A brief review of the record makes clear that genuine disputes of fact exist as to MainStreet's actual and constructive fraud claims. For example, MainStreet contends that defendants and their agents misrepresented that all of NWC's assets would be transferred to NEC prior to closing, which led MainStreet to conclude that NEC would have sufficient collateral to cover its loan obligations to MainStreet. In support of this contention, MainStreet cites the sworn declaration of MainStreet's loan officer and the emails exchanged between the loan officer and defendants' agents. Defendants argue that the bill of sale provided just before closing put MainStreet on notice that not all of NWC's assets would be transferred to NEC inasmuch as MainStreet could have—and in defendants' view, should have—carefully scrutinized the bill of sale side-by-side with previously-disclosed documents listing NWC's total assets. MainStreet disputes this view of the bill of sale, contending instead that the bill of sale was understood to be merely a confirmation that all assets had been transferred. Whether defendants in fact misrepresented the asset transfers, and whether MainStreet was reasonable in relying on defendants' prior representations rather than scrutinizing the bill of sale more closely, are genuine factual disputes that must be put to a jury.
Additionally, MainStreet contends that defendants misrepresented that several projects had been awarded to NEC prior to closing even though, in reality, NEC had not been awarded any new projects in several months. Defendants counter that MainStreet was unreasonable in relying on references to “awarded” projects without asking for a definition of “awarded” or inquiring as to the expected revenue of the projects. Just as with the representations concerning the transfer of assets, the summary judgment record reflects a genuine dispute of fact as to whether defendants intentionally misled MainStreet into concluding that NEC had several revenue-generating projects pending when the reality was to the contrary.
These examples are representative, but not exhaustive, of the genuine factual disputes presented by this summary judgment record. Accordingly, summary judgment must be denied on the common law fraud claims.

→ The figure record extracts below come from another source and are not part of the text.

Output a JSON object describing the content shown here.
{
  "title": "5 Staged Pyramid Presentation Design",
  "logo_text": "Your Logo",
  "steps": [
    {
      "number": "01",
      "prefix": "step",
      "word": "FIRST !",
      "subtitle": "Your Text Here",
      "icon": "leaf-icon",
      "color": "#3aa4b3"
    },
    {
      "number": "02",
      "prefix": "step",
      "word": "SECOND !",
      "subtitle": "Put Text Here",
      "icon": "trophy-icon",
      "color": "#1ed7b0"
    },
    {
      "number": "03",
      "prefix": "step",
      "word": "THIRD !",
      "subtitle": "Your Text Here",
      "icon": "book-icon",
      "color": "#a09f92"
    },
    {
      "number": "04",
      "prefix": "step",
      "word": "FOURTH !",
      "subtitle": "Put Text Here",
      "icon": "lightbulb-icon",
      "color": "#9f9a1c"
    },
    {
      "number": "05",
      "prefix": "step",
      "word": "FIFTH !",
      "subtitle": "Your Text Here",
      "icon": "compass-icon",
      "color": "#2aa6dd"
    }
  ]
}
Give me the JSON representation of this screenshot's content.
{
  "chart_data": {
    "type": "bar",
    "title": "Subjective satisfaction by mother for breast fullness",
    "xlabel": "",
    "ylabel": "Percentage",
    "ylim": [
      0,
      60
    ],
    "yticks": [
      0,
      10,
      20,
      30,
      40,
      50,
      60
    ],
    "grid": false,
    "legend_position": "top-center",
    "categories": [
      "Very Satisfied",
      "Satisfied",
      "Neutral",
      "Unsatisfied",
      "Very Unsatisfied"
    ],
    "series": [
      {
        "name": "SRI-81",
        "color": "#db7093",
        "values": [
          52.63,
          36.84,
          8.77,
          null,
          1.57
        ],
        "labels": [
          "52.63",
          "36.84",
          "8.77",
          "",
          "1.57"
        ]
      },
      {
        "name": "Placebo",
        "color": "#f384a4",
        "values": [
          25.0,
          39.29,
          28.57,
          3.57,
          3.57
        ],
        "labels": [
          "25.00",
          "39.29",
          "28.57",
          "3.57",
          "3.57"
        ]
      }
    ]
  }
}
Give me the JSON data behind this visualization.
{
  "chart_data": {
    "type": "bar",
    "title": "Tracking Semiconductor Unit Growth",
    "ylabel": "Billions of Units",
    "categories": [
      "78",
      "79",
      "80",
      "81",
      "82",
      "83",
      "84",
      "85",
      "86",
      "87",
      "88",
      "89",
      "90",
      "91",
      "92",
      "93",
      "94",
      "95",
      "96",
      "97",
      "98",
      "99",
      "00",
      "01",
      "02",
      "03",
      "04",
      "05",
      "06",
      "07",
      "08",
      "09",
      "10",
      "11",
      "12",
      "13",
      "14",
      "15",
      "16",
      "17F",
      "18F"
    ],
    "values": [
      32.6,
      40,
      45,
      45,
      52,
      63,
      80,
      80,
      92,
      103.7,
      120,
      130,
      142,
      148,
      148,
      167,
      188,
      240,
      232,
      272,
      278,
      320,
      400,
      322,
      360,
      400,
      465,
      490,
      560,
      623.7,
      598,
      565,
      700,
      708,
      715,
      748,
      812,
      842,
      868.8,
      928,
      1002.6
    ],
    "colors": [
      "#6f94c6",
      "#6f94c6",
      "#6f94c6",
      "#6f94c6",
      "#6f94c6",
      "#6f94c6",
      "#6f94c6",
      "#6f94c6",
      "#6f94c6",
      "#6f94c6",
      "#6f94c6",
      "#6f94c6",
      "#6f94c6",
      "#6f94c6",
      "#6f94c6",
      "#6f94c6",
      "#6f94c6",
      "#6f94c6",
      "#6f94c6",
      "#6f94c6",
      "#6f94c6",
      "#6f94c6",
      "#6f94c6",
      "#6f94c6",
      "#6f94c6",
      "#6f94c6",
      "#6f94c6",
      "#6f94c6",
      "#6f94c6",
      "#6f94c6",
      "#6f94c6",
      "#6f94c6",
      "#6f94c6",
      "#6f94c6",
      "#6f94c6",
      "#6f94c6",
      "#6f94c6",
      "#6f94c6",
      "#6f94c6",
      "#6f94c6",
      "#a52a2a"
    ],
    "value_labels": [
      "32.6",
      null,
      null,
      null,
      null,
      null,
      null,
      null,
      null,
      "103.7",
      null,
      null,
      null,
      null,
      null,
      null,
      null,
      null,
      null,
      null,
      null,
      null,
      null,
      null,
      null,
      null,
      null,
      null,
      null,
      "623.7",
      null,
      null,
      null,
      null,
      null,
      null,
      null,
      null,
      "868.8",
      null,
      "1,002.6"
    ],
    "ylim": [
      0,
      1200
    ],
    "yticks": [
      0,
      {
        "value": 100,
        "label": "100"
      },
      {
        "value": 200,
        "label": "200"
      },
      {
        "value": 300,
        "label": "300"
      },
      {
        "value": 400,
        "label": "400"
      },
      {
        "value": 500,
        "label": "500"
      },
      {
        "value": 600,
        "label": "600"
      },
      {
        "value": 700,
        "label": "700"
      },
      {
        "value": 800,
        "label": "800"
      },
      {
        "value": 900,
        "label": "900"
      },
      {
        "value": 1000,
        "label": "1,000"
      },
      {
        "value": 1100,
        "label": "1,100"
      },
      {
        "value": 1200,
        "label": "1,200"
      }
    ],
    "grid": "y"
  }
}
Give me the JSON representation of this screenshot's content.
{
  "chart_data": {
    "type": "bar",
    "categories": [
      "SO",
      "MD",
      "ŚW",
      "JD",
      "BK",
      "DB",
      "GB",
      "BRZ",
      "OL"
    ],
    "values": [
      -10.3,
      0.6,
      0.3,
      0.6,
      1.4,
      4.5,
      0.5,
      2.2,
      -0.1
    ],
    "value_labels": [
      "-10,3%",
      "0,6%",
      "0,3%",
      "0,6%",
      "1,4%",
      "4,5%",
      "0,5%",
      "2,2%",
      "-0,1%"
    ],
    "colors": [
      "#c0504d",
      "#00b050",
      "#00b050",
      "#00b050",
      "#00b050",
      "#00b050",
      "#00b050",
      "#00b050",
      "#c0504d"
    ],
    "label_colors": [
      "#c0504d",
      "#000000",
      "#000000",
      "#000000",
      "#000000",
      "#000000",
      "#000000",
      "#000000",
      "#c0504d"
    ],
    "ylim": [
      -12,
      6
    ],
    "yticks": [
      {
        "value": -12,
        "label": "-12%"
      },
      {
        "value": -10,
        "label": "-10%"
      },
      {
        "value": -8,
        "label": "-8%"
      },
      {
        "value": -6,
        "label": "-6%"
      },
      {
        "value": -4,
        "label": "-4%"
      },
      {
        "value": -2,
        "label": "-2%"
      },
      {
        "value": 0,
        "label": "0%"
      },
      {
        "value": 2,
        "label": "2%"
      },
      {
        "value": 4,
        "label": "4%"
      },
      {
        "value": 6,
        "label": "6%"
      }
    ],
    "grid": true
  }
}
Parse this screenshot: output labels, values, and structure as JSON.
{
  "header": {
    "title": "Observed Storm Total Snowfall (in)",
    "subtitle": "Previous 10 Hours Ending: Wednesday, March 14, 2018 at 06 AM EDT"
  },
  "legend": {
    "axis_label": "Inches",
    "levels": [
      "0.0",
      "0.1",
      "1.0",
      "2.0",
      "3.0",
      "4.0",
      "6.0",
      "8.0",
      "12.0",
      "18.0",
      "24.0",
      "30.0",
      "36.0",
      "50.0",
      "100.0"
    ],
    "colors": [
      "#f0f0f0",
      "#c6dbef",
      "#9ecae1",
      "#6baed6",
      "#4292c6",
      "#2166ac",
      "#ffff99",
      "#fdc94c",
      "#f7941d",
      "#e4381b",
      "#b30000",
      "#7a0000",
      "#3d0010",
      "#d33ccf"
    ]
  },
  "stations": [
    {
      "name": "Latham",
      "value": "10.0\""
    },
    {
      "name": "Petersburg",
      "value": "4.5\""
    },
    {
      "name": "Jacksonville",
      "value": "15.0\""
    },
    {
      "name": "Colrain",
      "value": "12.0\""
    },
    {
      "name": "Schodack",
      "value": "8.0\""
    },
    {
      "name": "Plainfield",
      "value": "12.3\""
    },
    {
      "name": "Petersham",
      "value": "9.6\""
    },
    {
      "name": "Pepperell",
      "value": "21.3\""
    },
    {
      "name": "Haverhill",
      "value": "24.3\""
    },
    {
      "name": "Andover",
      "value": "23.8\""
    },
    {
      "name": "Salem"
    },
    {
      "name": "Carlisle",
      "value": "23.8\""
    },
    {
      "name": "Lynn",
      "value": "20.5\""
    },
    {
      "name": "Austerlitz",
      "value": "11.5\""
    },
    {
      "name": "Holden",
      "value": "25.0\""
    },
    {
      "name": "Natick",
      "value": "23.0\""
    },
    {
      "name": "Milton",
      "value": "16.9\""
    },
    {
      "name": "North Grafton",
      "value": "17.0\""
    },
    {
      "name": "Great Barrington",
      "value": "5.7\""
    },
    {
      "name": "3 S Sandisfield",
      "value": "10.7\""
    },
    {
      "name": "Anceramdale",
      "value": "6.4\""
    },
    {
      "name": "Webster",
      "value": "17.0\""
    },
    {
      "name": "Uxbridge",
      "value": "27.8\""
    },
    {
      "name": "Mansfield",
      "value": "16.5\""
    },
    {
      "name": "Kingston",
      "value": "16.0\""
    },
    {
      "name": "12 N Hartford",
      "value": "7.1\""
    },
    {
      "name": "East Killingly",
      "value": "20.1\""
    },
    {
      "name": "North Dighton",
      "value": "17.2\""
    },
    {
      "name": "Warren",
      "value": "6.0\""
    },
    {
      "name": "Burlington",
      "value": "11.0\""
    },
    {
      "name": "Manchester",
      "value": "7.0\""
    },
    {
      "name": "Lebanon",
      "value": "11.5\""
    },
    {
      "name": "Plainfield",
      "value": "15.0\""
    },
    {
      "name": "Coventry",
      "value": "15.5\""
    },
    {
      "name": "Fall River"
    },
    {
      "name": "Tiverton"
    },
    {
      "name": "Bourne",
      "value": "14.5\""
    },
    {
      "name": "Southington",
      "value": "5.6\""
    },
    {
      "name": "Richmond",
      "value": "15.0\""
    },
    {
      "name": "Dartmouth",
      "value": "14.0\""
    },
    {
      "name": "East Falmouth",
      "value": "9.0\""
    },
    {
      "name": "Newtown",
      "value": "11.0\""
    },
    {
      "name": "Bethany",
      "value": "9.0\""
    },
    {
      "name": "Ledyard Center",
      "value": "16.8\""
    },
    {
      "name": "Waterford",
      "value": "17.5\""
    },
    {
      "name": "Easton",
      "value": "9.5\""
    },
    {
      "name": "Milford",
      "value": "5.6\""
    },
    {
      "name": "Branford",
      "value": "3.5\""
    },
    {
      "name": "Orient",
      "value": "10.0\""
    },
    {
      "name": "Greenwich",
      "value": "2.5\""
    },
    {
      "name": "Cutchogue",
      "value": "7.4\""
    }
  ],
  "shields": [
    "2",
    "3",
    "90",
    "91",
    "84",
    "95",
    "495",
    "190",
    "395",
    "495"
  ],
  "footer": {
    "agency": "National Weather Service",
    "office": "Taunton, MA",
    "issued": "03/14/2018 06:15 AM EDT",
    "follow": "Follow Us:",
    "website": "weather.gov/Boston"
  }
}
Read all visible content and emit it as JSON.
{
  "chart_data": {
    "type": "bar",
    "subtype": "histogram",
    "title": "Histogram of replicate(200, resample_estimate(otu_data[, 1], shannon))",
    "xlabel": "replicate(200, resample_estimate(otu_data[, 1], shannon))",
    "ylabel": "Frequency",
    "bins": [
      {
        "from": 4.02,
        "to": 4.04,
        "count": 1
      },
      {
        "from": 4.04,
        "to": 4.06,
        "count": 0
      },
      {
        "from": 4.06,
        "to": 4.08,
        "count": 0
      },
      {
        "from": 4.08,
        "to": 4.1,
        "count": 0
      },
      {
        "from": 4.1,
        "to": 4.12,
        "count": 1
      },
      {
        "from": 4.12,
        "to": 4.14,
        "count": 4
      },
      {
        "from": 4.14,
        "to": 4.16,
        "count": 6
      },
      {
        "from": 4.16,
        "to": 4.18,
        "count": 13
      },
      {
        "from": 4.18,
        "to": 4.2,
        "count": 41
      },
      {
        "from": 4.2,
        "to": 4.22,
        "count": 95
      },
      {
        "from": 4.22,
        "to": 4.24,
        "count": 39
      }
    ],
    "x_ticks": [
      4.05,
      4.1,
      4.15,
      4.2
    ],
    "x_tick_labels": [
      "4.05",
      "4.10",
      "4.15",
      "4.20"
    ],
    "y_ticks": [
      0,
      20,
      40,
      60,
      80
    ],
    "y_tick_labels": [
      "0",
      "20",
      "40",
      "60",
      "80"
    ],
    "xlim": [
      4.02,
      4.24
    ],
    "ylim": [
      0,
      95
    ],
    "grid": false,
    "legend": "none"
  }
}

In sum, defendants' motion for summary judgment must be granted in part and denied in pan. Because the choice of law analysis dictates that Virginia law governs MainStreet's claims, the Maryland statutory fraudulent conveyance claims must be dismissed. Yet, because genuine disputes of material fact exist as to the common law actual and constructive fraud claims, the fraud claims cannot be resolved on summary judgment.